Tourisme de pauvreté : la nouvelle tendance qui fait le buzz à Rocinha
Entre exploitation de la misère et regard nouveau, les vidéos TikTok des favelas brésiliennes soulèvent des questions éthiques. Qui profite vraiment de ce spectacle ?
INTRODUCTION
À Rocinha, la plus grande favela de Rio de Janeiro, une nouvelle mode émerge : se faire filmer par un drone sur un toit-terrasse, pour immortaliser une vue spectaculaire sur la misère environnante. Les touristes, armés de leurs smartphones, s’extasient devant des panoramas à couper le souffle, tout en payant entre 25 et 33 euros pour cette expérience. Mais derrière cette tendance, se cache une réalité bien plus complexe.
Ce qui se passe réellement
Le principe est simple : un créateur de contenu, qu’il soit célèbre ou non, ouvre une porte, grimpe sur un toit et se laisse filmer par un drone. Les vidéos, qui atteignent des centaines de milliers de vues, sont postées sur TikTok, notamment sur le compte “DroneChair”. Ce dernier, géré par un homme se présentant comme un « guide touristique », fait la promotion de cette expérience unique. Mais est-ce vraiment un regard neuf sur la favela, ou une exploitation éhontée de la pauvreté ?
Pourquoi cela dérange
Les critiques fusent sur les réseaux sociaux. Certains dénoncent une « romantisation » de la pauvreté, transformant la favela en décor exotique. Ce phénomène, qualifié de « tourisme de pauvreté », réduit la vie quotidienne des habitants à une simple image esthétique, où le contraste entre misère et beauté devient un argument marketing. Les professionnels du tourisme brésilien, eux, se défendent : « On ne romantise pas la pauvreté.

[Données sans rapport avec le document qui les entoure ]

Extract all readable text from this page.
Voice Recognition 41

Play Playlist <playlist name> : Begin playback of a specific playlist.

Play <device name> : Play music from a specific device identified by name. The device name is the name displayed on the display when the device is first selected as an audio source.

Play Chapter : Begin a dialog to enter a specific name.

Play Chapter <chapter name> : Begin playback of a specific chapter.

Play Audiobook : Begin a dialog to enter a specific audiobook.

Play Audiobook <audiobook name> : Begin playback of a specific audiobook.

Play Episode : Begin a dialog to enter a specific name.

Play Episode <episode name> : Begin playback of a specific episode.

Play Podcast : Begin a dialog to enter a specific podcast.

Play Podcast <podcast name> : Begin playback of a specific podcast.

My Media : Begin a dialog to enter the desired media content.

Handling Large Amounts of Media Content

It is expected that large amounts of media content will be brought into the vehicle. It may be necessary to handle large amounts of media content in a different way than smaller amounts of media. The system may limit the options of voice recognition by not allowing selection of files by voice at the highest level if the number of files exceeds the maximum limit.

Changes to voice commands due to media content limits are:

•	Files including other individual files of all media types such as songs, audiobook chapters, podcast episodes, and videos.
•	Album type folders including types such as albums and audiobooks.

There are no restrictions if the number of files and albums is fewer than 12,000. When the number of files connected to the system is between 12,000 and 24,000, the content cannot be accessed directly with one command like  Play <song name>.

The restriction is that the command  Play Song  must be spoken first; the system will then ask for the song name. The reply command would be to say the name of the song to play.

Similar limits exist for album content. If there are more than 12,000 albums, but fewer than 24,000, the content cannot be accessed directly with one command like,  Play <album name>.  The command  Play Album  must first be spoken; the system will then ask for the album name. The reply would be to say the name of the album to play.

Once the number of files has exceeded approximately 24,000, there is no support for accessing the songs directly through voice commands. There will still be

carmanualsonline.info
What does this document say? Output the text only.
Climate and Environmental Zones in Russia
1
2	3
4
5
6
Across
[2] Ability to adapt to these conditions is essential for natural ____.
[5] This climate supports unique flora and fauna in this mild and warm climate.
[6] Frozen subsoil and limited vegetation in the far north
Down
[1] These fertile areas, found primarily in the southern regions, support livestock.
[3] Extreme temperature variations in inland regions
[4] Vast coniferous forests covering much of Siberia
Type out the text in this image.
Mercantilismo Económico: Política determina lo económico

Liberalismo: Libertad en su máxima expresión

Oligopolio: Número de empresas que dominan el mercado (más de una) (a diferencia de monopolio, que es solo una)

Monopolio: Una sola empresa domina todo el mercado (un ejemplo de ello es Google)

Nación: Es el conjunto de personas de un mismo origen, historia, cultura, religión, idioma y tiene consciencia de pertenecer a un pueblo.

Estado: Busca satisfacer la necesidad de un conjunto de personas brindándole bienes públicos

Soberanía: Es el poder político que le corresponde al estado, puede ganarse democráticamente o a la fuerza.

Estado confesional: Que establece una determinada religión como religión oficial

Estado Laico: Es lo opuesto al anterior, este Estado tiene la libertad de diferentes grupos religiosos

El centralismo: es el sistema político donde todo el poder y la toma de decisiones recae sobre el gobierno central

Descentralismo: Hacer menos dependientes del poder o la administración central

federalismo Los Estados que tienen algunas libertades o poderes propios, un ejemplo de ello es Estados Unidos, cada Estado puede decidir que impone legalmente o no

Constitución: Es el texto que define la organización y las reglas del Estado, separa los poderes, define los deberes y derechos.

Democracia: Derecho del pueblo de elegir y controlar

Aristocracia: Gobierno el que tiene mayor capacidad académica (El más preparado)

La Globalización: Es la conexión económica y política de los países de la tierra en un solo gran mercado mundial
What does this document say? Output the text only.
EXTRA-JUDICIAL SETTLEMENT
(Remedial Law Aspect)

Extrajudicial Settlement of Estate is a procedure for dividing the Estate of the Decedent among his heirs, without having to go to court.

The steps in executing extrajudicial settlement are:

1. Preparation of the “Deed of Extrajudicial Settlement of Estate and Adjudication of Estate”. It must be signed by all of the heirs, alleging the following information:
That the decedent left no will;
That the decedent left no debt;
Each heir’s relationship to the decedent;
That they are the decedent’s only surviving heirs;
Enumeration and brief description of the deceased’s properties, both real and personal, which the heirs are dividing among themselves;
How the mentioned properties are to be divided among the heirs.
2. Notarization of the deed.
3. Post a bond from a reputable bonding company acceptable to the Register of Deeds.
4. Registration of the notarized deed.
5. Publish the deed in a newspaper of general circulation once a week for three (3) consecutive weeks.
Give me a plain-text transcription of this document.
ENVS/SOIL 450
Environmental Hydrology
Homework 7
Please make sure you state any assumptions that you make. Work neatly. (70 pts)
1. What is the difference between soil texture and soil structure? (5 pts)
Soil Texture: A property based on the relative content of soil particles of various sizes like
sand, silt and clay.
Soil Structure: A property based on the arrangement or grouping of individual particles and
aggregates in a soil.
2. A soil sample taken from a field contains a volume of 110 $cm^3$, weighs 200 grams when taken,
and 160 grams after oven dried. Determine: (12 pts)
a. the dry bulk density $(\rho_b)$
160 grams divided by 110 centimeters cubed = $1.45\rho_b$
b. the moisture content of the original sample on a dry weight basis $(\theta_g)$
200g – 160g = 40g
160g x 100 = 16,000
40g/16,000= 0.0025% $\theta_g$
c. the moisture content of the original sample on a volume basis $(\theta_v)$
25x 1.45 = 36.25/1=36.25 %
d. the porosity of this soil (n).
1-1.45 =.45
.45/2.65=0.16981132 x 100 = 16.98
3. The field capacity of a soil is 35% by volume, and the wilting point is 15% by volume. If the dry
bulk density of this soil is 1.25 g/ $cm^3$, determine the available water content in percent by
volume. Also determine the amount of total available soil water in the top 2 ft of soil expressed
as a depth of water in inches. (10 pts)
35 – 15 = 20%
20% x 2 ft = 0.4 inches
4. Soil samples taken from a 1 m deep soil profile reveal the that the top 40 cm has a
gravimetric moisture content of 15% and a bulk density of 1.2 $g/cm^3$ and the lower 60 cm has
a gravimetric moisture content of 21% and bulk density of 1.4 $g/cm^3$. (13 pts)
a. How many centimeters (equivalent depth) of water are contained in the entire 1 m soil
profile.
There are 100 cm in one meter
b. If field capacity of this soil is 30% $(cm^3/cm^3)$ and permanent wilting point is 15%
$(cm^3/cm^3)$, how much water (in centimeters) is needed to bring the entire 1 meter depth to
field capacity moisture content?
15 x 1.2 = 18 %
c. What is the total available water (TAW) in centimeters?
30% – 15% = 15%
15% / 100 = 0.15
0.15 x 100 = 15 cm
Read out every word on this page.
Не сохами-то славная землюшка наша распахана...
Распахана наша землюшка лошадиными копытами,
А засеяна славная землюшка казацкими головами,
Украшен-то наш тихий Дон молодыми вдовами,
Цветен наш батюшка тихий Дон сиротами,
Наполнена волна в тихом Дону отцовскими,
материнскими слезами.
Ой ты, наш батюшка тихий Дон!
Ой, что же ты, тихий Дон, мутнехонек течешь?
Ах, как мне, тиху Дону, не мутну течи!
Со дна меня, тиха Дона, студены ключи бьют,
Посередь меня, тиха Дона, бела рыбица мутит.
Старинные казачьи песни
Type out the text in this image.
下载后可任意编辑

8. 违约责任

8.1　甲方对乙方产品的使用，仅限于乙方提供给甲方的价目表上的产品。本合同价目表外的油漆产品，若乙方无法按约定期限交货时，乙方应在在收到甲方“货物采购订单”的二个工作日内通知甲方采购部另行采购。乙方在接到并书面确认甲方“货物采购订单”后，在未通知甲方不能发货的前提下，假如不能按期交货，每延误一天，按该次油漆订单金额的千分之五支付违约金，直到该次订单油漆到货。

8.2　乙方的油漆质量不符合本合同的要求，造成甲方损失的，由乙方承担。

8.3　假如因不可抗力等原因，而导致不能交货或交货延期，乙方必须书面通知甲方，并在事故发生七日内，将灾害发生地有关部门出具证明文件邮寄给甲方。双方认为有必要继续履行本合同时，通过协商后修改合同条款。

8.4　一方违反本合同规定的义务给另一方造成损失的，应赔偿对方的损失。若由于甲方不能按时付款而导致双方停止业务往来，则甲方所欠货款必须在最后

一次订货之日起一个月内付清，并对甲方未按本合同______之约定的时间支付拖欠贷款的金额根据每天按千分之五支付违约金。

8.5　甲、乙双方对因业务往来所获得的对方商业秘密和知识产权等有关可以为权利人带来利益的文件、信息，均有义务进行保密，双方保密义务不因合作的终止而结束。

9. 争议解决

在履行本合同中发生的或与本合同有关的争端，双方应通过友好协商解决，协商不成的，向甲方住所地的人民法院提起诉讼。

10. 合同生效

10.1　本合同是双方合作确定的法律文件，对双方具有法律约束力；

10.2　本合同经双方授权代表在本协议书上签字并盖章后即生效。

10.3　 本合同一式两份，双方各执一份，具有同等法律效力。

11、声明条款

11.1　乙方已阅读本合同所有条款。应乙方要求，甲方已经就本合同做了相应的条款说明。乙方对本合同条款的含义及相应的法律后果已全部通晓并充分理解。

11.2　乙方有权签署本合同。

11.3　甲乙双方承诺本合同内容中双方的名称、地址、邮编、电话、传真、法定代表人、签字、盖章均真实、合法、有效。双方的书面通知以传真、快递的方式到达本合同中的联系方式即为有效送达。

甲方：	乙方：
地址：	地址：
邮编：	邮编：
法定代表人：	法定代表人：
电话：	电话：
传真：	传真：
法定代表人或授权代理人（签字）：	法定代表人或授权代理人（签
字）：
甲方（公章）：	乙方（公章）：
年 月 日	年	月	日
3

L’objectif, c’est de montrer le côté positif de Rocinha », affirme Renan Monteira, fondateur d’une agence de tourisme.
Ce que cela implique concrètement
Cette tendance soulève des questions sur l’impact réel du tourisme dans les favelas. Si certains habitants tirent profit de cette activité en louant leurs toits, d’autres voient leur quotidien réduit à un spectacle pour les touristes. La complexité de leur vie est souvent ignorée, et les vidéos ne montrent qu’une facette de la réalité.
Lecture satirique
Ironiquement, alors que les touristes s’extasient devant ces vues spectaculaires, les discours politiques sur la pauvreté et le développement économique semblent déconnectés de cette réalité. Les promesses de progrès et d’amélioration des conditions de vie se heurtent à une image de carte postale qui ne fait que masquer les véritables enjeux sociaux.
Effet miroir international
Ce phénomène n’est pas sans rappeler les dérives du tourisme dans d’autres régions du monde, où la pauvreté est mise en scène pour le plaisir des visiteurs. En Russie ou aux États-Unis, des politiques autoritaires exploitent également les images de misère pour des discours populistes, tout en prétendant défendre les plus démunis.
À quoi s’attendre
À l’avenir, il est probable que cette tendance continue d’attirer des touristes en quête d’authenticité. Toutefois, il est essentiel de se demander si cela profitera réellement aux habitants ou si cela ne fera qu’aggraver leur situation.